In Romanticism and Classicism Hulme mette a punto alcune questioni teorico-pratiche che risulteranno straordinariamente importanti per la “nuova poesia”:
“Facciamo un esempio concreto. Se camminate per strada dietro a una donna, notate il modo curioso come la gonna le rimbalza sui tacchi. Se questo particolare movimento diventa per voi interessante al punto che vi spremete le meningi finché non trovate la parola esatta che lo possa descrivere, ecco che avete un’emozione propriamente estetica.” 2
In Notes on Language and Style parlando dell’ “immaginazione plastica”, Hulme presenta un problema analogo: “Le due prostitute che camminano in punta di piedi a Piccadilly e vanno a casa col cappello sulla nuca. Tormentarsi fino a poter trovare l’analogia esatta e ideale capace di riprodurre l’effetto straordinario che esse suscitano.”3
Il progresso, dal primo al secondo esempio, è evidente. Se il primo esempio rimane nell’orbita del problema di una “rappresentazione esatta”, in secondo fa un passo avanti verso la ricerca dell’analogia fisica, cioè dell’immagine. In Romanticism and Classicism Hulme scrive: “La grande meta è la descrizione precisa, accurata e definita. Occorre anzitutto riconoscerne la difficoltà, giacché non si tratta soltanto di attenzione: occorre usare il linguaggio, e il linguaggio è per natura una cosa comune, cioè non esprime mai la cosa esatta, ma un compromesso: ciò che è comune a voi, a me, a tutti. Ogni uomo però vede le cose in maniera lievemente diversa e, per descrivere esattamente e chiaramente ciò che egli vede, deve sostenere una lotta tremenda col linguaggio, si tratti di parole o della tecnica di altre arti. Il linguaggio ha la sua natura speciale, le sue convenzioni e i suoi luoghi comuni. E’ soltanto con uno sforzo mentale concentrato che potete tenerlo fisso al vostro intento (…) Voi sapete che cosa io intenda per curve architettoniche: pezzi di legno piatto con ogni tipo di curvature. Tramite un’adeguata selezione è possibile tracciare approssimativamente la curva voluta. Io definisco “artista” l’uomo che non può tollerare l’idea di quell'”approssimativamente”. Egli coglierà la curva esatta di quanto vede, si tratti di un oggetto o di un’idea (…) Supponete ora che invece dei pezzi di legno ricurvi voi abbiate un pezzo elastico di acciaio con gli stessi tipi di curvatura del legno. Bene, lo stato di tensione e di concentrazione mentale (del poeta) può essere rappresentato da un uomo che usi tutte le sue dita per modificare, piegandola, la curva di quel pezzo d’acciaio, fino a dargli esattamente la curva voluta (…) Ci sono pertanto due elementi da distinguere. In primo luogo la particolare capacità mentale di cogliere le cose come realmente sono, al di fuori degli schemi convenzionali in cui si è abituati a vederle (…) in secondo luogo lo stato mentale di concentrazione, l’intima tensione necessaria per l’espressione effettiva di quel che si vede.”4
Il concetto chiave del saggio lo si incontra quando si affronta il problema dell’emozione estetica come “stato di eccitazione prodotto dalla comunicazione diretta” tra poeta e lettore. Ma per attingere questa “directness” l’opera poetica deve possedere i caratteri essenziali della poesia classica, significa intendere la poesia come presentazione e non come descrizione. “L’idea, separata dall’analogia o dalla metafora che l’ammanta, non esiste affatto”. L’immagine forma un tutto unico con l’idea che presenta, e sola può incarnare quel complesso fisico-emotivo-razionale che il poeta aspira a creare.

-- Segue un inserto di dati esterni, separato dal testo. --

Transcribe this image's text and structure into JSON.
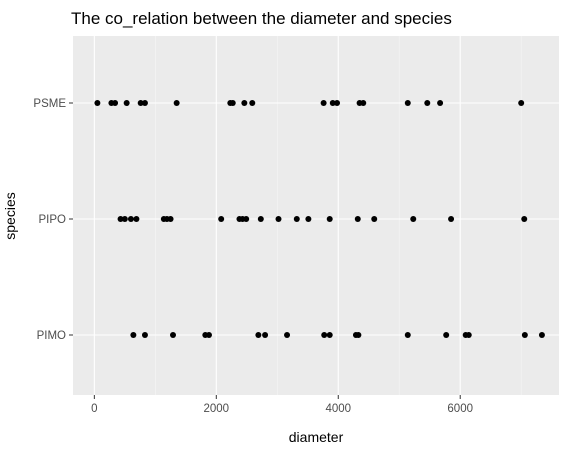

Il linguaggio poetico per Hulme è intelaiatura di immagini. Di qui l’importanza fondamentale dell’immagine, unico elemento capace di elevare il linguaggio al livello della poesia, strappandolo dal piano della prosa; proprio per questo il linguaggio poetico mantiene concretezza e costruisce la sua solidità. Hulme definisce la metafora un’associazione trasposta dal livello mentale al livello semantico, cioè un’analogia colta istantaneamente tra due immagini e riprodotta in termini di linguaggio: “Il pensiero è anteriore al linguaggio e consiste nel presentarsi simultaneo alla mente di due immagini diverse. Il linguaggio è solo un modo più o meno debole di fare la stessa cosa (…) Pensare è unire insieme nuove analogie, sicché l’ispirazione è soltanto un’analogia colta per caso o una somiglianza non cercata… (La letteratura) consiste nello scegliere e nell’elaborare volutamente le analogie (…) Non è sufficiente trovare analogie. Occorre trovare quelle che aggiungono qualcosa a ciascun termine e provocano una reazione di stupore, dando l’impressione di essere unite in un altro mondo mistico.” 5
Hulme ritorna più volte sul punto che gli sta a cuore: l’attività creativa consiste nella capacità di creare metafore, non nella capacità di percepire visioni. L’artista è tale solo perché, mediante la metafora (immagine), prolunga indefinitamente la visione, nella misura in cui riesce a trasformare un punto in una linea, permettendo al lettore di sostare senza limiti di tempo in questo punto linea: “Sostare in un punto in poesia. La principale funzione dell’analogia in poesia è quella di mettere in grado di dimorare e sostare in un punto di eccitazione. raggiungere l’impossibile e trasformare un punto in una linea (…) La poesia è l’arte di dimorare in un punto (the art of dwelling on a point).” 10
Per Hulme e per gli imagisti il componimento poetico dev’essere incentrato su un’immagine (o metafora) fondamentale, che funga in fondo da “correlativo oggettivo” della visione che l’artista vuole comunicare. Ci si avvia alla definizione data da Pound dell’immagine: “un complesso intellettuale ed emotivo presentato in un istante di tempo”. Gli imagisti – diceva Flint – avevano anche una certa dottrina dell’immagine che non avevano affidato ad alcuno scritto: dicevano che non riguardava il pubblico e che avrebbe provocato inutili discussioni. In verità gli imagisti non erano dei teorici e alla teoria preferivano la produzione di poesia. Ma, al di là delle definizioni che gli imagisti davano dell’immagine, che non brillavano per profondità ed esatta calibratura filosofica (per Flint “l’immagine è il centro di risonanza di un momento squisito”, dove si nota l’influsso dell’arte orientale e delle stampe cinesi), l’imagismo si profila come una delle scuole della “nuova poesia” erede del disfacimento del simbolismo. E in questa funzione la sua importanza, sul piano della cultura e delle forme artistiche mondiali, risulta fondamentale.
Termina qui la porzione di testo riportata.